The South Korean government on Wednesday announced a set of innovative growth actions plans, centering on ways to create new jobs and revitalize private investment.
Addressing the automobile, auto parts and shipbuilding industries -- all having undergone extensive restructuring earlier this year -- the government pledged to extend guarantees for corresponding companies and create some 60,000 new jobs for various age clusters within the year. It also revealed a financial program for small-sized businesses and a tax cut for automobile users.
The announcement, however, did not include tangible deregulation solutions for sharing economy businesses that have been in sharp conflict with conventional rivals, as in the recent case of carpool services and the taxi industry.

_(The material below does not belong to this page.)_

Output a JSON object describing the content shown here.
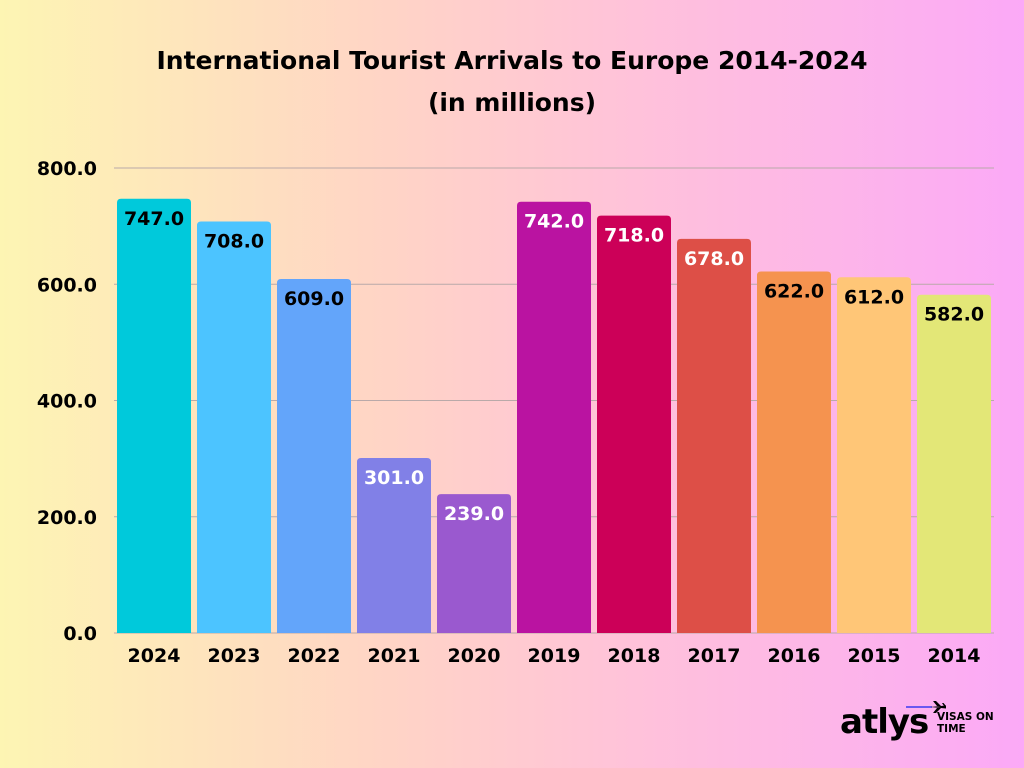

Deputy Prime Minister and Finance Minister Kim Dong-yeon speaks in a meeting of economy-related ministers on Wednesday.(MOEF)
“The latest policy measures seek to suggest rational solutions to the ongoing business-related disputes, revitalize the market and establish an entrepreneurial environment,” Deputy Prime Minister and Finance Minister Kim Dong-yeon said in a meeting of economy-related ministers, upon releasing the government’s final road map on innovative growth and job creation.
Facing the country’s struggling employment indexes, the government had decided in mid-September that the incumbent economic policies need to be revised in order to respond to declining investor spirit and consumer sentiment.
Wednesday’s ministerial meeting was also attended by several Cheong Wa Dae officials, including Jung Tae-ho, Yoon Jong-won, and Kim Su-hyun -- the senior presidential secretaries for job creation, economy and social affairs, respectively.
“The top priority is to lift restrictions on large-scale private investment programs,” Kim said.
“As for small and mid-sized enterprises, (the government) will activate a 15 trillion-won ($13.3 billion) policy financing program within the year to help them with equipment investment.”
Starting Nov. 6, the nation’s fuel tax will be lowered 15 percent for the following six months, a move expected to create a total tax cut effect of some 2 trillion won, according to the fiscal chief.
Authorities, however, remained ambiguous over a long-stalled plan to ease regulations for innovative businesses such as smart health care and the sharing economy.
“It would be inappropriate to name a specific business,” Kim said after the meeting, in answer to reporters’ question on whether the government has a detailed scheme for the disputed ride-sharing services.
“We will announce a more comprehensive plan in December, including the innovative growth initiative.”
In June, the minister had pledged to “come up with tangible results on deregulation within three month,” setting his target timeline at September at the latest.
Kim also sat at a roundtable with sharing economy business leaders, seeking to discuss ways of deregulation.
“South Korea is disreputed for its poor business environment for sharing economy,” he said.
“The key is whether new businesses and conventional ones may create a win-win relationship along the way.”
The discussion, however, made little progress on key pending issues as counterparts such as taxi industry officials were absent, while ride-sharing platform operators participated.
A large group of taxi drivers staged a massive rally in central Seoul last week as part of a protest against IT giant Kakao’s plan to launch a commercial carpool service here. Their claim was that under the current law the operation of public transport should be limited to those certified and licensed.